Agora, lendo o título da crônica, me sinto um tanto culpado. Me sinto uma pessoa má. Mas tenho alguns atenuantes, prefiro contar a minha história e deixar que o leitor me julgue.
Isso aconteceu há umas duas semanas. Eram pouco mais de sete da noite e já estava totalmente escuro. Parei em um semáforo de uma importante e movimentada rua de Santo André. É uma rua de três faixas eu estava na do meio e era o primeiro carro antes da faixa de pedestres.
Aliás, preciso contar que desde que sofri um sequestro relâmpago há uns vinte anos, eu evito parar próximo a faixa ou ao carro da frente. Eu sempre paro de forma em que consiga visualizar uma hipotética rota de fuga. Claro que nunca pensei que efetivamente ia precisar usá-la.
Pois bem, voltando ao incidente, eu acabava de parar meu carro na faixa do meio, longe da faixa de pedestres e sem ninguém a minha frente, quando surge um daqueles famosos malabaristas de farol e suas inseparáveis bolinhas. Chamou-me a atenção o fato dele ter apenas um braço e fiquei curioso em saber como executaria a peripécia. Mas não tive tempo para isso. Um homem se aproximou rapidamente do meu carro, gesticulando na minha direção. Assustado, engatei primeira e saí cantando pneu. Quase atropelei o jovem malabarista (que se esquivou) e cruzei o sinal arriscando bater em quem viesse.
A história durou poucos segundos. Não tive tempo de entender qual a intenção do homem que me assustou. Pensando agora com mais calma, não posso nem ter certeza de que se tratava de um assalto. Mas eu deveria ficar esperar para saber?
Por um lado fiquei orgulhoso do meu reflexo e destreza, por outro, envergonhado em ter agido como um monstro em relação ao adolescente.

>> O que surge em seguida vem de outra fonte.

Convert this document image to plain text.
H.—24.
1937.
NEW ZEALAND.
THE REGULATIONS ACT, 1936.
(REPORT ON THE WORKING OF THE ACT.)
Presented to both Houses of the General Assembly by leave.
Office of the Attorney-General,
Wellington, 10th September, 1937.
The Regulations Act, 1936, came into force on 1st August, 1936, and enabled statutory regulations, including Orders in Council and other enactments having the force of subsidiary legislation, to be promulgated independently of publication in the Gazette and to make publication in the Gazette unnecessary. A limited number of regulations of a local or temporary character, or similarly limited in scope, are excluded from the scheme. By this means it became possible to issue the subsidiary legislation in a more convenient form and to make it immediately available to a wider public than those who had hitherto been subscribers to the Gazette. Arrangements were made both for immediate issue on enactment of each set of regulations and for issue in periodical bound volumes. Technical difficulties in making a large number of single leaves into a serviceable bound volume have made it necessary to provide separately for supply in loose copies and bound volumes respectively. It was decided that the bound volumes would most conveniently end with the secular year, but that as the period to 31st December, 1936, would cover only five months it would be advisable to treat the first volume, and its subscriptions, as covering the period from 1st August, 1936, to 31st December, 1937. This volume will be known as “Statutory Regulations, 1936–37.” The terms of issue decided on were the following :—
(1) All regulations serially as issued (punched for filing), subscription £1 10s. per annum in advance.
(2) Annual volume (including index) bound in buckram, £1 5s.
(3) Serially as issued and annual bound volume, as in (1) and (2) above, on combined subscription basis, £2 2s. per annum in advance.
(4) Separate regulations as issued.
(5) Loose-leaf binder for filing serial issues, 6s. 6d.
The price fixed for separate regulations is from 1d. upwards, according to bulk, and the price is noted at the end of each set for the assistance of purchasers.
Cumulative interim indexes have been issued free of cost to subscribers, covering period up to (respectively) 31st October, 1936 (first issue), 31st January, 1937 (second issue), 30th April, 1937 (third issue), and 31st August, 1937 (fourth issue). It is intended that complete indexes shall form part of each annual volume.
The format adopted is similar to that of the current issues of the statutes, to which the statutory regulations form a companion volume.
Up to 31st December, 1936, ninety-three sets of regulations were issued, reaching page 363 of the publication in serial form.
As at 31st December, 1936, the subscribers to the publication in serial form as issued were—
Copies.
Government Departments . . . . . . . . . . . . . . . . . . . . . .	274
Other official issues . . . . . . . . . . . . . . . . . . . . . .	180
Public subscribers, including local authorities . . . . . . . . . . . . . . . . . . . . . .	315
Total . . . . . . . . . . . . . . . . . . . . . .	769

Depois de me acalmar pensei no nosso pobre e amedrontado país, que está se acostumando a ver mais de 50.000 cidadãos serem assassinados todos os anos. Pensei em nossas ruas repletas de muros com arame farpado, cada casa transformada em prisão. Pensei nas pessoas simples que são assaltadas todos os dias os pontos de ônibus da periferia e pensei na minha infância, livre nas ruas de São Bernardo.
Pensei no medo nos tornando cada vez mais egoístas.
Queria ter uma sugestão de solução para oferecer e tornar este texto um pouco mais otimista, mas não tenho. Apenas torço para não viver situações como esta de novo.
querido Lucio, não sei o que te dizer. nunca sofri sequestro relâmpago e não tenho medo no farol. na verdade, agora não fico no farol porque não tenho mais carro. fiquei curiosa. qual seria o drama do cara? o que o malabarista maneta falou de você?
Por coincidência passei hoje por lá e não havia ninguém. Será que eles realmente existem? Quanto ao carro, uso pouca vezes por semana. No ônibus ou no metrô nunca sinto medo.